Although it's been a travel week I did log a couple of pieces on my mathematics blog. Here's what you could have seen:
- Reading the Comics, January 4, 2020: Representations Edition which is strips that mentioned something worth talking about.
- Reading the Comics, January 4, 2020: The Little Things Edition which is just strips that mentioned something.
- How December 2019 Treated My Mathematics Blog which is me looking at myself.
- Reading the Comics, January 7, 2020: I Could Have Slept In Edition as these comics mostly took care of themselves.
Meanwhile in the story comics: What's Going On In Gil Thorp? Did Chet Ballard get his comeuppance yet? October 2019 - January 2020 in review. Yes, he did.
Now let's get a bunch of pictures of Lakeside Amusement Park, Denver, in:

A good look at the unicorn-helmeted horse on the Lakeside Park carousel. I don't know which horse they regard as the lead but this would make a compelling candidate.

And a look at the back of the Merry Go Round's house, where it looks as much as it possibly can like a slightly outre cake transporter from the 70s.

And ... oh, hey now ... what's this, over here, behind the Merry-Go-Round and down that path that's closed off with a line of ... triangular blue flags?

It's not a functioning ride, obviously, but we would have to investigate this further. The story is remarkable and I shall reveal it in time.

Now a look at functional stuff, including the sign for the Speed Boats that already promises a great look at night, and their tower.

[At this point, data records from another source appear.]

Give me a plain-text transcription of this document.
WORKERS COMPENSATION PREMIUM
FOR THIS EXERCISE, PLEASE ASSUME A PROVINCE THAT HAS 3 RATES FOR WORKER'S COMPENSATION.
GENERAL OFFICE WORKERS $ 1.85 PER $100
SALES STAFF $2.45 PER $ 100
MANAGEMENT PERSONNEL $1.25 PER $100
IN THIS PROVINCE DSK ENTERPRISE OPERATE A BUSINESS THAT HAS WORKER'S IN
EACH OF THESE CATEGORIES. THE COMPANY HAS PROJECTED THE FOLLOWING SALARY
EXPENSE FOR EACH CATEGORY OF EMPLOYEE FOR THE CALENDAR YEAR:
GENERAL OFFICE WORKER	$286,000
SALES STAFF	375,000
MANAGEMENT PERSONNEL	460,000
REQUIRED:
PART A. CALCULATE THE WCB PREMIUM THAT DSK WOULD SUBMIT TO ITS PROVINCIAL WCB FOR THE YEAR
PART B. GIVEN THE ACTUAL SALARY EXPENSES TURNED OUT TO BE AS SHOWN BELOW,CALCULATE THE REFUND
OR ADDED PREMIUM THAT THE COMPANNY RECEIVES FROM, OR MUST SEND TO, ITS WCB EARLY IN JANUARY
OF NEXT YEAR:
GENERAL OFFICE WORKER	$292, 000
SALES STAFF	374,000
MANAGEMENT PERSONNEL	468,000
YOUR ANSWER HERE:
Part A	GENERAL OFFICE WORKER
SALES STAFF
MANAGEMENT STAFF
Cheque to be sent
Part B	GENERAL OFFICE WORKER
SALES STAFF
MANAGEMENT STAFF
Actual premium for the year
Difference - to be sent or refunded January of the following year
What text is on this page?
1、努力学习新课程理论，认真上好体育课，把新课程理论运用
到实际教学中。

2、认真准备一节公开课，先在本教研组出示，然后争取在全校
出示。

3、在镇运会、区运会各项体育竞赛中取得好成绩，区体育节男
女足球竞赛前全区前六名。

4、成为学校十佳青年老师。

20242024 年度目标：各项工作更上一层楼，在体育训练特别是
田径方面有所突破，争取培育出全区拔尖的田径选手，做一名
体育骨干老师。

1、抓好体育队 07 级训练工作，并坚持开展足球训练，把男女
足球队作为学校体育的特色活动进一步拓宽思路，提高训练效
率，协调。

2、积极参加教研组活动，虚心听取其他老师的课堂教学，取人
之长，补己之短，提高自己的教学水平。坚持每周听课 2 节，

To get to and from the Speed Boats, and a couple other rides, you have to cross the tracks for the railroad and the park uses exactly the tiny-stairway hack to do that which you might have used in Roller Coaster Tycoon.

Height sign for the Wild Chipmunk, Lakeside Park's wild mouse roller coaster.

And this is the overhang of the Wild Chipmunk's ticket booth. It was not being used to sell tickets but isn't it gorgeous to just look at?

Obstructed view of the Wild Chipmunk ride sign which also promises: this has got to be awesome at night, and also be the title card for a Hanna-Barbera short sometime around 1959.

A view of the full ticket booth outside the Wild Chipmunk, which is gorgeous and hardly looks like it can be real. Also note the Scrambler booth in the distance there.

Here, we put the Scrambler booth up front. The Cyclone roller coaster's visible in back, there.

And now looking from the Scrambler at the ticket booth outside Wild Chipmunk, with the Cyclone in the background again. The ticket booth continues to look unreal, doesn't it?
Trivia: It was 1886 before the United Kingdom prohibited the altering, delaying, or disclosing (to other than the intended recipient) the contents of a telegram Source: The Victorian Internet: The Remarkable Story of the Telegram and the Nineteenth Century's Online Pioneers, Tom Standage.
Currently Reading: The End of Physics: The Myth of a Unified Theory, David Lindley.